Take-outs resisting Reilly's calorie counting
Small restaurants are digging their heels in and saying they won't be rolling out the calorie counts on menus demanded by Health Minister James Reilly.
The Restaurants Association of Ireland said the move would cost businesses €5,000 each, adding up to €110m at a time when they were struggling to stay open.
They have held seven regional meetings with hundreds of members nationwide and there was universal opposition to the measure which is supposed to be in place by year's end.
"It's not going to happen because it's far-fetched and unreasonable at a time of austerity," said chief executive Adrian Cummins.
Even though Dr Reilly was "gung-ho" about the move and has threatened legislation if restaurants don't voluntarily post their calorie counts, it would be impossible to police, Mr Cummins added.

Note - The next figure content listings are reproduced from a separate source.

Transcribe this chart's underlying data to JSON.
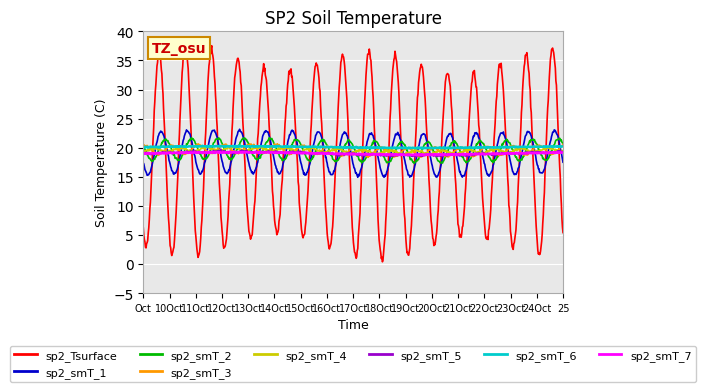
{
  "title": "SP2 Soil Temperature",
  "xlabel": "Time",
  "ylabel": "Soil Temperature (C)",
  "ylim": [
    -5,
    40
  ],
  "background_color": "#e8e8e8",
  "annotation_text": "TZ_osu",
  "annotation_bg": "#ffffcc",
  "annotation_border": "#cc8800",
  "xtick_positions": [
    0,
    1,
    2,
    3,
    4,
    5,
    6,
    7,
    8,
    9,
    10,
    11,
    12,
    13,
    14,
    15,
    16
  ],
  "xtick_labels": [
    "Oct",
    "10Oct",
    "11Oct",
    "12Oct",
    "13Oct",
    "14Oct",
    "15Oct",
    "16Oct",
    "17Oct",
    "18Oct",
    "19Oct",
    "20Oct",
    "21Oct",
    "22Oct",
    "23Oct",
    "24Oct",
    "25"
  ],
  "n_days": 16,
  "series": [
    {
      "name": "sp2_Tsurface",
      "color": "#ff0000",
      "lw": 1.2
    },
    {
      "name": "sp2_smT_1",
      "color": "#0000cc",
      "lw": 1.2
    },
    {
      "name": "sp2_smT_2",
      "color": "#00bb00",
      "lw": 1.2
    },
    {
      "name": "sp2_smT_3",
      "color": "#ff9900",
      "lw": 1.2
    },
    {
      "name": "sp2_smT_4",
      "color": "#cccc00",
      "lw": 1.2
    },
    {
      "name": "sp2_smT_5",
      "color": "#9900cc",
      "lw": 1.2
    },
    {
      "name": "sp2_smT_6",
      "color": "#00cccc",
      "lw": 1.8
    },
    {
      "name": "sp2_smT_7",
      "color": "#ff00ff",
      "lw": 1.8
    }
  ]
}
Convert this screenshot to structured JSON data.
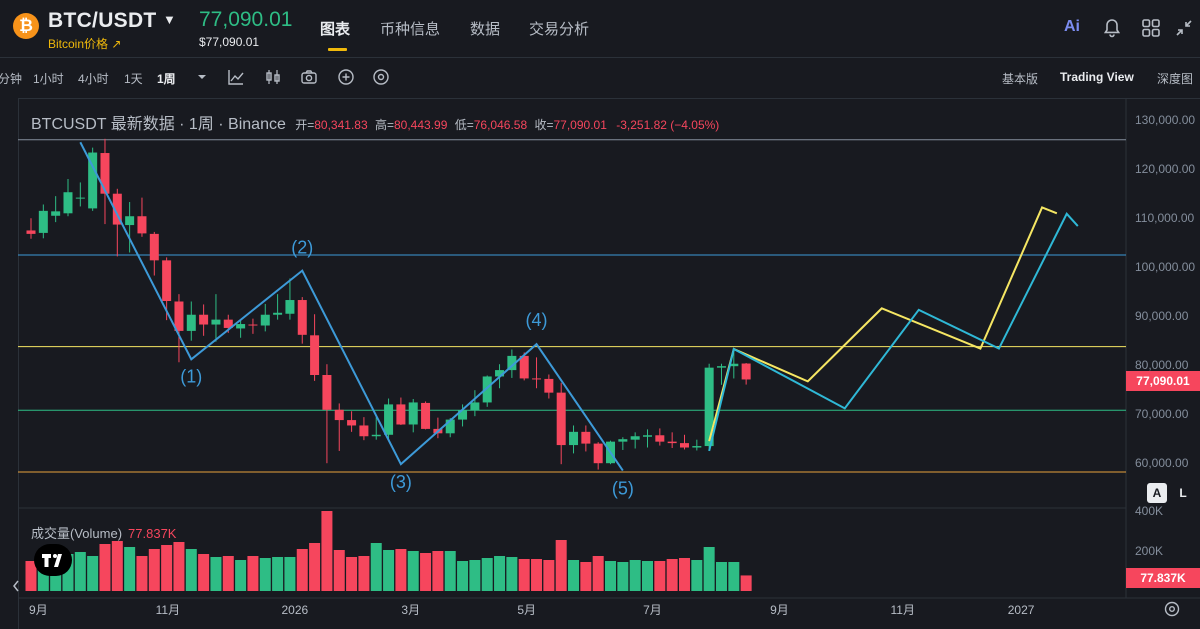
{
  "header": {
    "coin_glyph": "₿",
    "pair": "BTC/USDT",
    "pair_sub": "Bitcoin价格 ↗",
    "price": "77,090.01",
    "price_sub": "$77,090.01",
    "tabs": [
      {
        "label": "图表",
        "active": true
      },
      {
        "label": "币种信息"
      },
      {
        "label": "数据"
      },
      {
        "label": "交易分析"
      }
    ],
    "ai_label": "Ai"
  },
  "toolbar": {
    "intervals": [
      "分钟",
      "1小时",
      "4小时",
      "1天",
      "1周"
    ],
    "active_interval": "1周",
    "views": [
      "基本版",
      "Trading View",
      "深度图"
    ],
    "active_view": "Trading View"
  },
  "legend": {
    "symbol": "BTCUSDT 最新数据 · 1周 · Binance",
    "open_label": "开=",
    "open": "80,341.83",
    "high_label": "高=",
    "high": "80,443.99",
    "low_label": "低=",
    "low": "76,046.58",
    "close_label": "收=",
    "close": "77,090.01",
    "change": "-3,251.82 (−4.05%)"
  },
  "volume": {
    "label": "成交量(Volume)",
    "value": "77.837K",
    "axis": [
      "400K",
      "200K"
    ]
  },
  "price_tag": "77,090.01",
  "scale_buttons": [
    "A",
    "L"
  ],
  "colors": {
    "up": "#2ebd85",
    "down": "#f6465d",
    "accent": "#f0b90b",
    "wave": "#3d9ad8",
    "projection_yellow": "#f5e663",
    "projection_cyan": "#2fb8d6"
  },
  "chart_data": {
    "type": "candlestick",
    "interval": "1周",
    "y_axis_labels": [
      "130,000.00",
      "120,000.00",
      "110,000.00",
      "100,000.00",
      "90,000.00",
      "80,000.00",
      "70,000.00",
      "60,000.00"
    ],
    "y_axis_values": [
      130000,
      120000,
      110000,
      100000,
      90000,
      80000,
      70000,
      60000
    ],
    "x_axis_labels": [
      "9月",
      "11月",
      "2026",
      "3月",
      "5月",
      "7月",
      "9月",
      "11月",
      "2027"
    ],
    "candles": [
      {
        "o": 107500,
        "h": 110000,
        "l": 105800,
        "c": 106800
      },
      {
        "o": 107000,
        "h": 112800,
        "l": 105900,
        "c": 111500
      },
      {
        "o": 110500,
        "h": 114500,
        "l": 109200,
        "c": 111400
      },
      {
        "o": 111000,
        "h": 118000,
        "l": 110400,
        "c": 115300
      },
      {
        "o": 114000,
        "h": 117300,
        "l": 112400,
        "c": 114200
      },
      {
        "o": 112000,
        "h": 124400,
        "l": 111500,
        "c": 123400
      },
      {
        "o": 123300,
        "h": 126200,
        "l": 108800,
        "c": 115000
      },
      {
        "o": 115000,
        "h": 116000,
        "l": 102200,
        "c": 108700
      },
      {
        "o": 108600,
        "h": 113300,
        "l": 103000,
        "c": 110400
      },
      {
        "o": 110400,
        "h": 114200,
        "l": 106200,
        "c": 106900
      },
      {
        "o": 106800,
        "h": 107200,
        "l": 98300,
        "c": 101400
      },
      {
        "o": 101400,
        "h": 102000,
        "l": 89200,
        "c": 93100
      },
      {
        "o": 93000,
        "h": 94500,
        "l": 80600,
        "c": 87000
      },
      {
        "o": 87000,
        "h": 93000,
        "l": 85000,
        "c": 90300
      },
      {
        "o": 90300,
        "h": 92400,
        "l": 86000,
        "c": 88300
      },
      {
        "o": 88300,
        "h": 94500,
        "l": 84800,
        "c": 89300
      },
      {
        "o": 89300,
        "h": 90300,
        "l": 86600,
        "c": 87600
      },
      {
        "o": 87500,
        "h": 89200,
        "l": 85600,
        "c": 88400
      },
      {
        "o": 88300,
        "h": 89500,
        "l": 86400,
        "c": 88100
      },
      {
        "o": 88100,
        "h": 92500,
        "l": 86900,
        "c": 90300
      },
      {
        "o": 90300,
        "h": 94500,
        "l": 89300,
        "c": 90700
      },
      {
        "o": 90500,
        "h": 97700,
        "l": 89300,
        "c": 93300
      },
      {
        "o": 93300,
        "h": 93900,
        "l": 84400,
        "c": 86200
      },
      {
        "o": 86100,
        "h": 90400,
        "l": 76800,
        "c": 78000
      },
      {
        "o": 78000,
        "h": 80200,
        "l": 60000,
        "c": 70900
      },
      {
        "o": 70900,
        "h": 72200,
        "l": 62500,
        "c": 68800
      },
      {
        "o": 68800,
        "h": 70600,
        "l": 66400,
        "c": 67700
      },
      {
        "o": 67700,
        "h": 69400,
        "l": 64700,
        "c": 65500
      },
      {
        "o": 65500,
        "h": 69400,
        "l": 64800,
        "c": 65800
      },
      {
        "o": 65800,
        "h": 73200,
        "l": 65000,
        "c": 72000
      },
      {
        "o": 72000,
        "h": 73400,
        "l": 67800,
        "c": 67900
      },
      {
        "o": 67900,
        "h": 73100,
        "l": 66300,
        "c": 72400
      },
      {
        "o": 72300,
        "h": 72600,
        "l": 66900,
        "c": 67000
      },
      {
        "o": 67000,
        "h": 69300,
        "l": 65100,
        "c": 66100
      },
      {
        "o": 66100,
        "h": 69200,
        "l": 65300,
        "c": 68900
      },
      {
        "o": 68900,
        "h": 72000,
        "l": 67500,
        "c": 70800
      },
      {
        "o": 70800,
        "h": 74900,
        "l": 69600,
        "c": 72400
      },
      {
        "o": 72400,
        "h": 77900,
        "l": 71500,
        "c": 77700
      },
      {
        "o": 77700,
        "h": 80200,
        "l": 75300,
        "c": 79000
      },
      {
        "o": 79000,
        "h": 83200,
        "l": 77400,
        "c": 81900
      },
      {
        "o": 81900,
        "h": 82600,
        "l": 76900,
        "c": 77300
      },
      {
        "o": 77300,
        "h": 81600,
        "l": 75300,
        "c": 77200
      },
      {
        "o": 77200,
        "h": 78100,
        "l": 73200,
        "c": 74400
      },
      {
        "o": 74400,
        "h": 76400,
        "l": 59800,
        "c": 63700
      },
      {
        "o": 63700,
        "h": 67700,
        "l": 62000,
        "c": 66400
      },
      {
        "o": 66400,
        "h": 67700,
        "l": 62400,
        "c": 64000
      },
      {
        "o": 64000,
        "h": 64300,
        "l": 58700,
        "c": 60000
      },
      {
        "o": 60000,
        "h": 64600,
        "l": 59800,
        "c": 64400
      },
      {
        "o": 64400,
        "h": 65300,
        "l": 62700,
        "c": 64900
      },
      {
        "o": 64800,
        "h": 66300,
        "l": 63000,
        "c": 65500
      },
      {
        "o": 65400,
        "h": 66900,
        "l": 63200,
        "c": 65700
      },
      {
        "o": 65700,
        "h": 67100,
        "l": 63600,
        "c": 64400
      },
      {
        "o": 64400,
        "h": 66300,
        "l": 63100,
        "c": 64100
      },
      {
        "o": 64100,
        "h": 65800,
        "l": 62800,
        "c": 63200
      },
      {
        "o": 63200,
        "h": 64800,
        "l": 62600,
        "c": 63500
      },
      {
        "o": 63500,
        "h": 80300,
        "l": 63000,
        "c": 79500
      },
      {
        "o": 79500,
        "h": 80300,
        "l": 76000,
        "c": 79800
      },
      {
        "o": 79800,
        "h": 82800,
        "l": 77300,
        "c": 80300
      },
      {
        "o": 80341.83,
        "h": 80443.99,
        "l": 76046.58,
        "c": 77090.01
      }
    ],
    "volumes_k": [
      150,
      160,
      175,
      185,
      195,
      175,
      235,
      250,
      220,
      175,
      210,
      230,
      245,
      210,
      185,
      170,
      175,
      155,
      175,
      165,
      170,
      170,
      210,
      240,
      400,
      205,
      170,
      175,
      240,
      205,
      210,
      200,
      190,
      200,
      200,
      150,
      155,
      165,
      175,
      170,
      160,
      160,
      155,
      255,
      155,
      145,
      175,
      150,
      145,
      155,
      150,
      150,
      160,
      165,
      155,
      220,
      145,
      145,
      77.837
    ],
    "volume_range": [
      0,
      400
    ],
    "horizontal_levels": [
      {
        "value": 126000,
        "color": "#848e9c"
      },
      {
        "value": 102500,
        "color": "#3d9ad8"
      },
      {
        "value": 83800,
        "color": "#f5e663"
      },
      {
        "value": 70800,
        "color": "#2ebd85"
      },
      {
        "value": 58200,
        "color": "#e8a33d"
      }
    ],
    "wave_labels": [
      "(1)",
      "(2)",
      "(3)",
      "(4)",
      "(5)"
    ]
  }
}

While some fast food chains like Supermac's and Burger King were moving ahead with labelling, their scale and uniformity of menu made it easy. But small outlets don't have the training or money for it.
The US and Australia had introduced much more reasonable measures only requiring chains with more than 20 branches to state calorie contents, Mr Cummins said.
Indian chain the Bombay Pantry said calorie counts appeared impossibly difficult and expensive as there was too much variation in freshly cooked food.
The Food Safety Authority is working on an online calorie counter that helps restaurants to analyse counts by inputting the ingredients used.